PARIS: L'Unesco a placé mercredi sous protection renforcée 39 sites culturels au Liban par crainte de dégâts causés par les bombardements auxquels fait face le pays après un mois de guerre.

"Ces 39 biens culturels bénéficient désormais du niveau de protection juridique le plus élevé contre les attaques et les usages à des fins militaires", écrit l'Unesco dans un communiqué.

Parmi ces biens figurent les sites archéologiques de Baalbeck et de Tyr, le musée national de Beyrouth ou encore le site de Byblos.

La convention de la Haye de 1954 oblige à préserver les biens culturels en cas de conflit armé.

Les 39 sites "recevront une assistance technique et financière de l'Unesco pour renforcer leur protection juridique, améliorer les mesures d'anticipation et de gestion des risques ainsi que fournir une formation supplémentaire aux professionnels de la culture et au personnel militaire de la zone", détaille l'Unesco.

"La protection renforcée permet également d'envoyer un signal à l'ensemble de la communauté internationale quant à l'urgence de protéger ces sites", ajoute l'organisation qui explique avoir convoqué mercredi une "réunion extraordinaire (...) à la suite d'une demande" du Liban.

Ces sites bénéficieront également d'une "aide financière internationale de plus de 100.000 dollars américains pour les opérations d'urgence sur le terrain", ajoute l'Unesco.

Située à une vingtaine de kilomètres de la frontière avec Israël, Tyr, ville inscrite sur la liste du patrimoine mondial en 1984, a été la cible de plusieurs frappes israéliennes depuis le début de la guerre avec le Hezbollah pro-iranien le 2 mars.

Encore en construction, un musée sur le site a subi quelques dommages.

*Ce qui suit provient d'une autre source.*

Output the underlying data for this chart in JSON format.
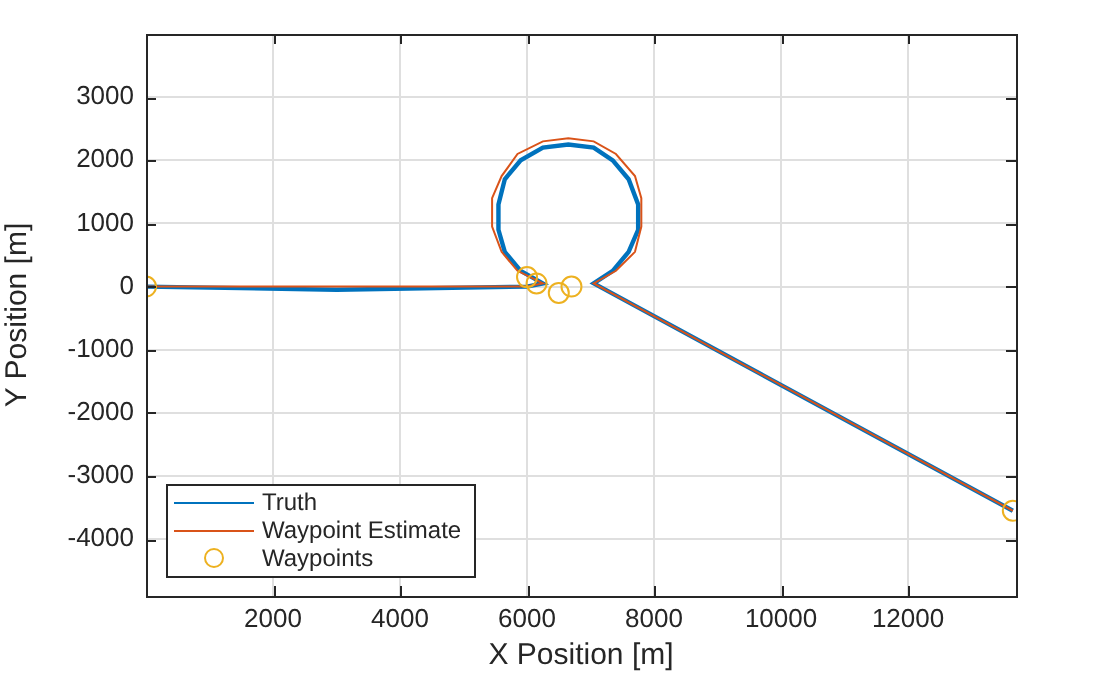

Mais ni la nécropole des IIe et IIIe siècles ni l'arc de triomphe monumental, les aqueducs ou encore l'hippodrome qui s'élèvent sur le site, n'ont été atteints.

Depuis le début de la guerre au Moyen-Orient déclenchée le 28 février par des frappes américano-israéliennes sur l'Iran, "d'autres biens dans des pays voisins" ont subi des dégâts, écrit l'Unesco, sans détails.